Where did I go wrong when solving this system of differential equations?

Question

We have been given two differential equation,

$$ \begin{alignat}{1} \frac{dy}{dx}&=2y+z,\\ \frac{dz}{dx}&=3z. \end{alignat} $$

I need to solve this differential equation simultaneously.

My approach

From the first differential equation, on integrating with respect to x:

$$y = y^2+zy.$$

Putting this equation of $y$ into the second differential equation yields:

$$\frac{dz}{dx}=3y^2+3zy,$$

which is a linear differential equation with respect to $x$. Now, it can be solved as usual, and after solving my answer turned out to be:

$$(z+y)e^{-3yx}=C$$

Now, this answer does not match with any of the following four solutions that were provided:

• $(z+y)e^{3x}=C$
• $(z+3y)e^{-3x}=C$
• $(y-z)e^{3x}=C$
• $(z+3y)e^{3x}=C$

What did I do wrong?

Answer 1

Solve the second equation first

$$z'=3z \implies \int \frac {dz}{z}=3\int dx \implies \ln |z|=3x \implies z=Ke^{3x}$$ Now you can susbtitute $z$ in the first equation $$y'=2y+z \implies y'-2y=Ke^{3x}$$ You can solve that last equation easily....

Answer 2

$z$ is a function of $x$, so the first step in your solution is wrong.

Solve the second first to find $$ z(x)=Ce^{3x} $$ now you can tackle the first by substituting $z$.

Answer 3

In the context of a multiple choice question, you don't necessarily have to solve the system to arrive at the answer.
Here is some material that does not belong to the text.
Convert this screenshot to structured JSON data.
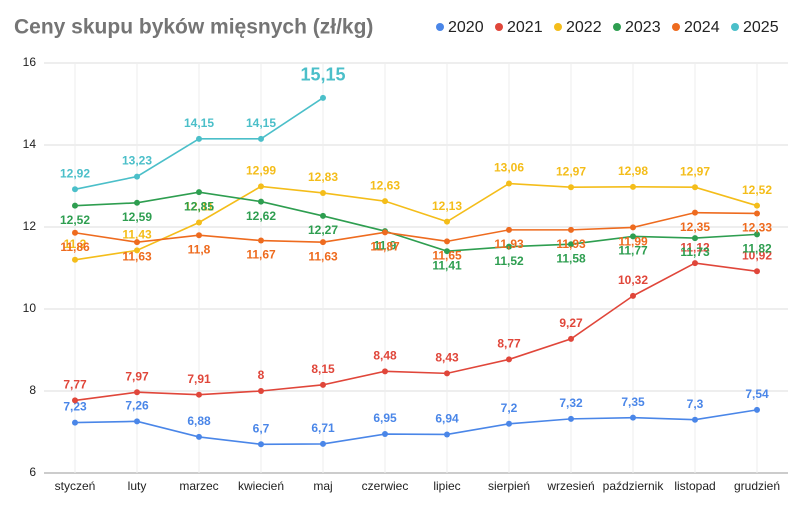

Note that subtracting the 2 equations give

$$ \frac{dy}{dx} - \frac{dz}{dx} = 2y - 2z $$ $$ \frac{d}{dx}(y-z) = 2(y-z) $$

This gives $$ y-z = Ce^{2x} $$

or $(y-z)e^{-2x} = C$, which is unfortunately none of the options given.

Answer 4

For some reason the author of your exercise seems to have mixed up left and right eigenvectors. For the linear combinations that decouple the system you need the left eigenvectors, for the solutions you need the right eigenvectors. The left eigenvectors of $\pmatrix{2&1\\0&3}$ are $\pmatrix{-1&1}$ for eigenvalue $2$ and $\pmatrix{0&1}$ for eigenvalue $3$, where the first one gives the answer by Dylan.

The right eigenvectors in contrast are $\pmatrix{1\\0}$ for eigenvalue $2$ and $\pmatrix{1\\1}$ for eigenvalue $3$.

Now if one were to consider the ODE with the transposed matrix, \begin{align} y'&=2y\\ z'&=y+3z \end{align} the left and right eigenvectors would change position and one would get for $\pmatrix{1&1}$ the equation $$ y'+z'=3(y+z)\implies y+z=Ce^{3x}. $$ which would be a mix of the first and second variant, $(z+y)e^{-3x}=C$.